Und damit soll das Liebeswirrwarr so richtig losgehen… Romeos Tod sollte da nur der Anfang sein. Früh zeichnet sich ab, dass Selbstbestimmung und Selbstfindung zwei zentrale Themen zwischen den eingebunden großen Party-Hits von „Baby one more Time“ bis hin zu „It’s my Life“ sind.
Dialoge auf Deutsch, Texte größtenteils in Originalsprache
Dabei hatten die Verantwortlichen von Stage Entertainment im Vorfeld die große Herausforderung mit der Sprache… bisher gab es noch nie eine deutsche Fassung. Man kann also nicht mal eben so wie in der englischsprachigen Version zu den Songs übergehen. Die Ideallösung: Man lässt die Darsteller erst auf Deutsch übersetzte Zeilen aus den Hits singen, ehe in der Originalversion interpretiert wird! Ein Geniestreich! Kein Song wirkt in das Stück reingezwängt, die Titel passen perfekt zu den jeweiligen Szenen. Ganz stark ist beispielweise in der ersten Hälfte „I’m Not a Girl, Not Yet a Woman“ – der Britney Spears Titel wird sehr gefühlvoll von Bram Tahamata (May) interpretiert!
„& Julia“ macht sich für Diversität stark
Es ist zudem eine Szene, die unterstreicht, dass auch das Thema Diversität eine wichtige Rolle spielt. Das macht auch die Figur Francois (gespielt von Oliver Edward) deutlich – der auf dem ersten Blick schrille Charakter ist dabei die wohl tragischste Figur in dem Musical… er ist seiner Gefühle noch nicht sicher.

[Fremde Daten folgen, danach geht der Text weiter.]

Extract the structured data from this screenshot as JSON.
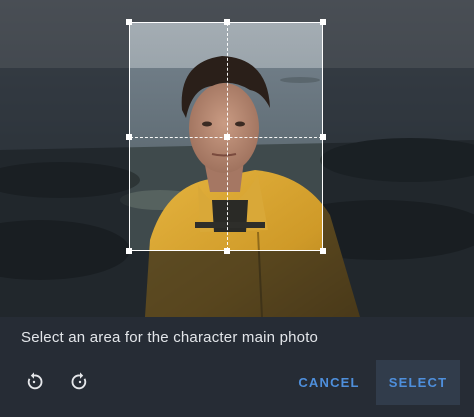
{
  "instruction": "Select an area for the character main photo",
  "toolbar": {
    "rotate_left_icon": "rotate-left-icon",
    "rotate_right_icon": "rotate-right-icon"
  },
  "actions": {
    "cancel_label": "CANCEL",
    "select_label": "SELECT"
  },
  "colors": {
    "accent": "#4e8fdc",
    "panel": "#262c35",
    "select_button_bg": "#313c4b"
  }
}
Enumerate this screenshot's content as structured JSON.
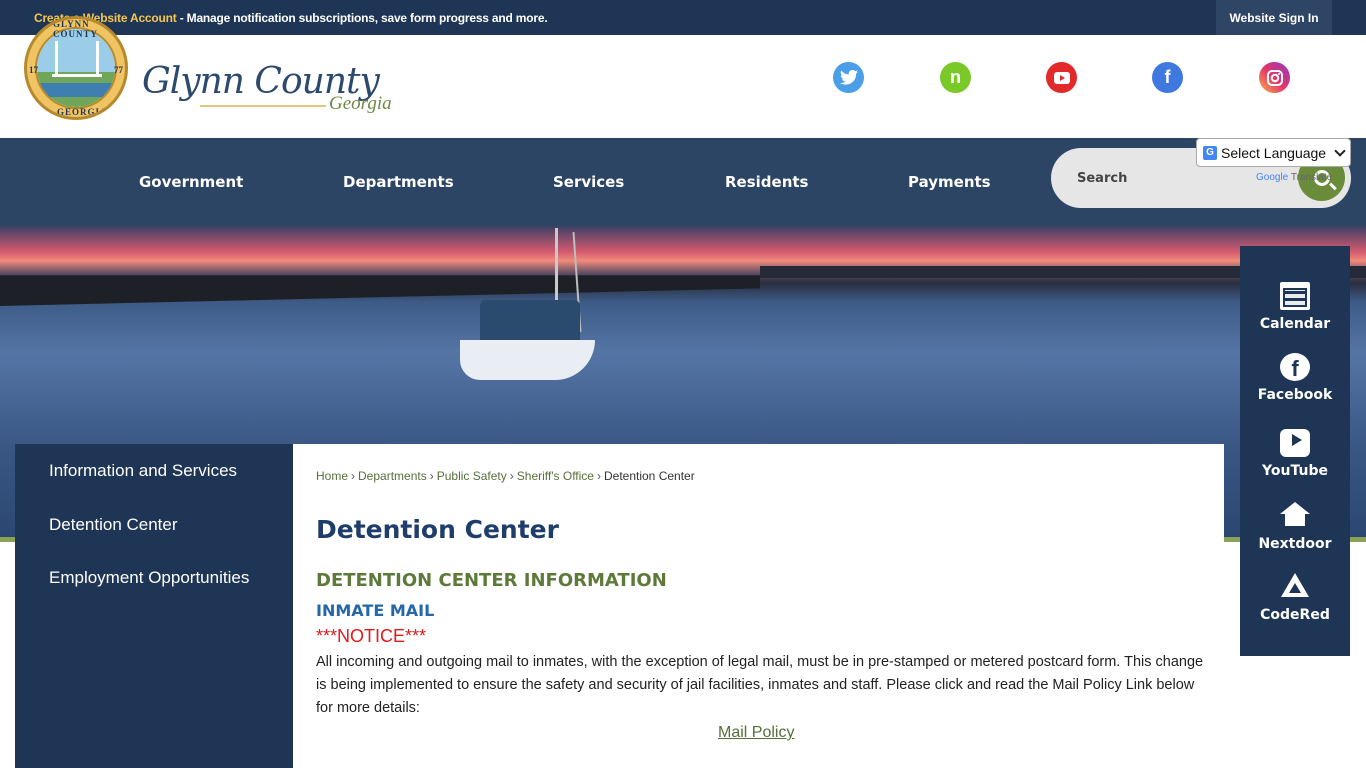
{
  "topbar": {
    "create_account": "Create a Website Account",
    "create_account_rest": " - Manage notification subscriptions, save form progress and more.",
    "sign_in": "Website Sign In"
  },
  "header": {
    "logo_name": "Glynn County",
    "logo_state": "Georgia",
    "seal_top": "GLYNN COUNTY",
    "seal_bottom": "GEORGIA",
    "seal_year_left": "17",
    "seal_year_right": "77",
    "social": [
      "twitter-icon",
      "nextdoor-icon",
      "youtube-icon",
      "facebook-icon",
      "instagram-icon"
    ]
  },
  "nav": {
    "items": [
      "Government",
      "Departments",
      "Services",
      "Residents",
      "Payments"
    ]
  },
  "search": {
    "placeholder": "Search"
  },
  "translate": {
    "select_label": "Select Language",
    "google": "Google",
    "translate": "Translate"
  },
  "sidebar": {
    "items": [
      "Information and Services",
      "Detention Center",
      "Employment Opportunities"
    ]
  },
  "breadcrumb": {
    "items": [
      "Home",
      "Departments",
      "Public Safety",
      "Sheriff's Office"
    ],
    "current": "Detention Center"
  },
  "content": {
    "title": "Detention Center",
    "section_heading": "DETENTION CENTER INFORMATION",
    "subheading": "INMATE MAIL",
    "notice": "***NOTICE***",
    "paragraph": "All incoming and outgoing mail to inmates, with the exception of legal mail, must be in pre-stamped or metered postcard form. This change is being implemented to ensure the safety and security of jail facilities, inmates and staff. Please click and read the Mail Policy Link below for more details:",
    "link": "Mail Policy"
  },
  "quick_links": {
    "items": [
      {
        "label": "Calendar",
        "icon": "calendar-icon"
      },
      {
        "label": "Facebook",
        "icon": "facebook-icon"
      },
      {
        "label": "YouTube",
        "icon": "youtube-icon"
      },
      {
        "label": "Nextdoor",
        "icon": "nextdoor-icon"
      },
      {
        "label": "CodeRed",
        "icon": "codered-icon"
      }
    ]
  },
  "colors": {
    "navy": "#1f3555",
    "nav_bg": "#2c4565",
    "accent_green": "#6a8c3a",
    "gold": "#f3c74f",
    "notice_red": "#e01b1b"
  }
}
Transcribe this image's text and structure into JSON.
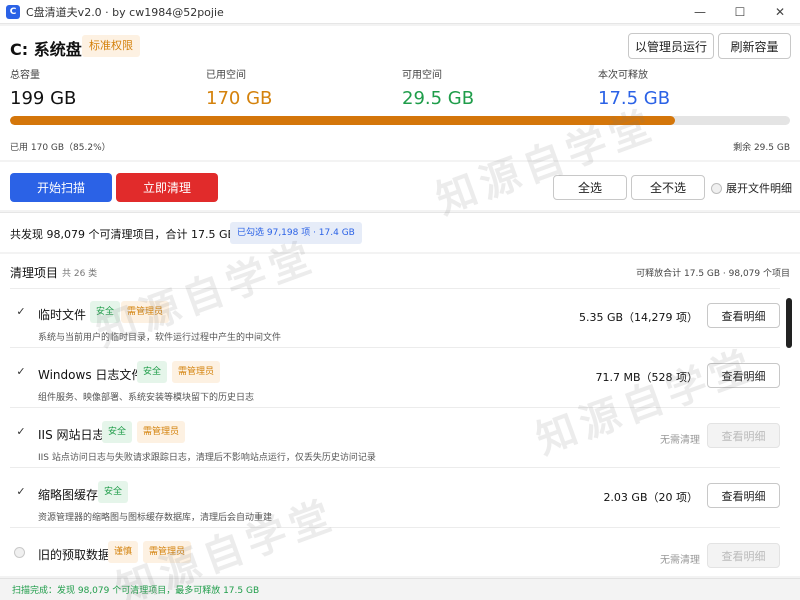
{
  "window": {
    "title": "C盘清道夫v2.0 · by cw1984@52pojie",
    "icon": "C",
    "minimize": "—",
    "maximize": "☐",
    "close": "✕"
  },
  "drive": {
    "title": "C: 系统盘",
    "permission_badge": "标准权限",
    "run_as_admin_label": "以管理员运行",
    "refresh_label": "刷新容量"
  },
  "stats": {
    "total_label": "总容量",
    "total_value": "199 GB",
    "used_label": "已用空间",
    "used_value": "170 GB",
    "free_label": "可用空间",
    "free_value": "29.5 GB",
    "release_label": "本次可释放",
    "release_value": "17.5 GB"
  },
  "usage": {
    "used_percent": 85.2,
    "used_text": "已用 170 GB（85.2%）",
    "remain_text": "剩余 29.5 GB"
  },
  "actions": {
    "scan_label": "开始扫描",
    "clean_label": "立即清理",
    "select_all_label": "全选",
    "select_none_label": "全不选",
    "expand_label": "展开文件明细"
  },
  "summary": {
    "found_text": "共发现 98,079 个可清理项目，合计 17.5 GB",
    "selected_text": "已勾选 97,198 项 · 17.4 GB"
  },
  "list": {
    "title": "清理项目",
    "count": "共 26 类",
    "total": "可释放合计 17.5 GB · 98,079 个项目",
    "detail_label": "查看明细",
    "items": [
      {
        "checked": true,
        "check_mark": "✓",
        "name": "临时文件",
        "tags": [
          "安全",
          "需管理员"
        ],
        "desc": "系统与当前用户的临时目录，软件运行过程中产生的中间文件",
        "size": "5.35 GB（14,279 项）",
        "has_detail": true
      },
      {
        "checked": true,
        "check_mark": "✓",
        "name": "Windows 日志文件",
        "tags": [
          "安全",
          "需管理员"
        ],
        "desc": "组件服务、映像部署、系统安装等模块留下的历史日志",
        "size": "71.7 MB（528 项）",
        "has_detail": true
      },
      {
        "checked": true,
        "check_mark": "✓",
        "name": "IIS 网站日志",
        "tags": [
          "安全",
          "需管理员"
        ],
        "desc": "IIS 站点访问日志与失败请求跟踪日志，清理后不影响站点运行，仅丢失历史访问记录",
        "nothing": "无需清理",
        "has_detail": false
      },
      {
        "checked": true,
        "check_mark": "✓",
        "name": "缩略图缓存",
        "tags": [
          "安全"
        ],
        "desc": "资源管理器的缩略图与图标缓存数据库，清理后会自动重建",
        "size": "2.03 GB（20 项）",
        "has_detail": true
      },
      {
        "checked": false,
        "name": "旧的预取数据",
        "tags": [
          "谨慎",
          "需管理员"
        ],
        "nothing": "无需清理",
        "has_detail": false
      }
    ]
  },
  "status": {
    "text": "扫描完成：发现 98,079 个可清理项目，最多可释放 17.5 GB"
  },
  "watermark": "知源自学堂",
  "colors": {
    "primary": "#2b62e6",
    "danger": "#e12b2b",
    "used": "#d4820c",
    "free": "#1f9d4a"
  }
}
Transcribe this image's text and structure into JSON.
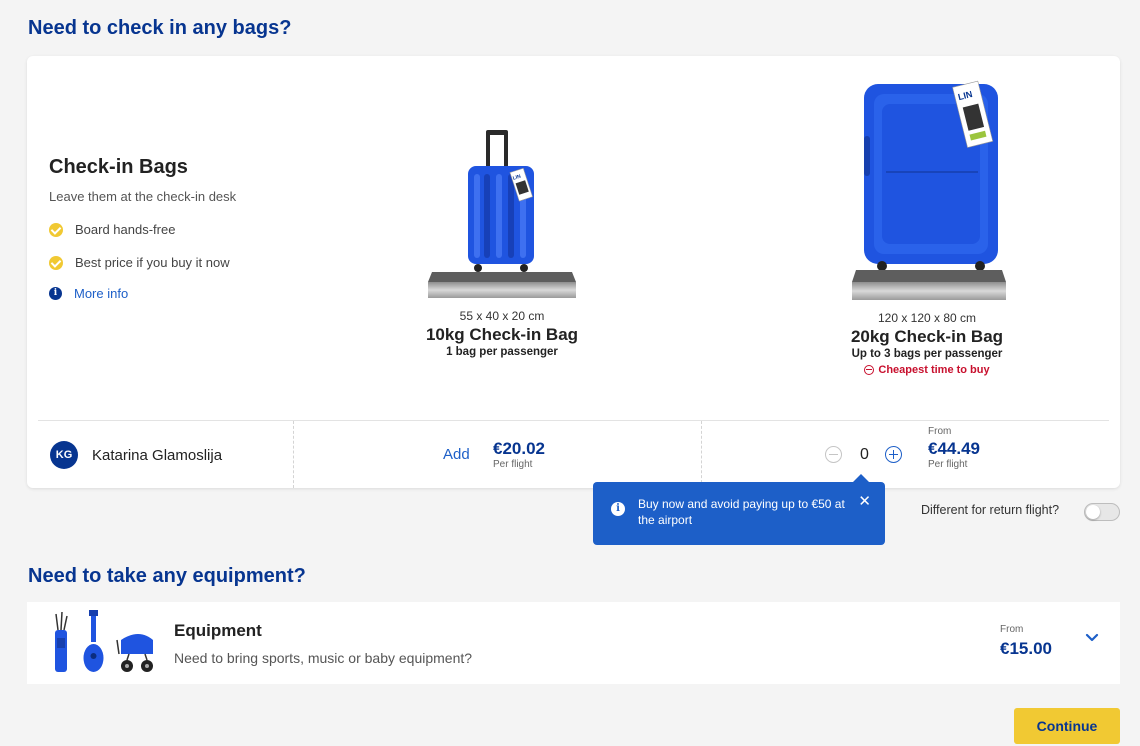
{
  "bags_section": {
    "title": "Need to check in any bags?",
    "card": {
      "title": "Check-in Bags",
      "subtitle": "Leave them at the check-in desk",
      "features": [
        "Board hands-free",
        "Best price if you buy it now"
      ],
      "more_info": "More info"
    },
    "bag_small": {
      "dims": "55 x 40 x 20 cm",
      "name": "10kg Check-in Bag",
      "sub": "1 bag per passenger",
      "tag": "LIN"
    },
    "bag_large": {
      "dims": "120 x 120 x 80 cm",
      "name": "20kg Check-in Bag",
      "sub": "Up to 3 bags per passenger",
      "cheapest": "Cheapest time to buy",
      "tag": "LIN"
    },
    "passenger": {
      "initials": "KG",
      "name": "Katarina Glamoslija",
      "small_add": "Add",
      "small_price": "€20.02",
      "small_per": "Per flight",
      "large_count": "0",
      "large_from": "From",
      "large_price": "€44.49",
      "large_per": "Per flight"
    },
    "tooltip": {
      "text": "Buy now and avoid paying up to €50 at the airport",
      "close": "✕"
    },
    "return_toggle": {
      "label": "Different for return flight?",
      "on": false
    }
  },
  "equipment_section": {
    "title": "Need to take any equipment?",
    "card": {
      "title": "Equipment",
      "subtitle": "Need to bring sports, music or baby equipment?",
      "from": "From",
      "price": "€15.00"
    }
  },
  "continue_label": "Continue",
  "colors": {
    "brand_blue": "#073590",
    "link_blue": "#1d5fc8",
    "yellow": "#f1c933",
    "red": "#c8102e",
    "suitcase": "#1f54e0"
  }
}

Seine gemeinsame Performance mit May von Katie Perrys Hit „I Kissed A Girl“, der kurzerhand in „I Kissed A Boy“ umgetextet werden, ist da das wohl eindrucksvollste Beispiel!
Carlos de Vries und Jaqueline Braun lassen die Zuschauer johlen
Neben dem Liebesdreieck Julia, May und Francois ist da zudem auch noch die neu entfachte Liebe zwischen Francois’s Vater Lance (gespielt von Carlos de Vries) und der Amme Angelique… deren Zusammenspiel in der Performance von „Teenage Dream / Break Free“ seinen Höhepunkt findet! Hier johlte das Publikum vor Begeisterung! Eine Glanzleistung von Carlos de Vries und Jaqueline Braun!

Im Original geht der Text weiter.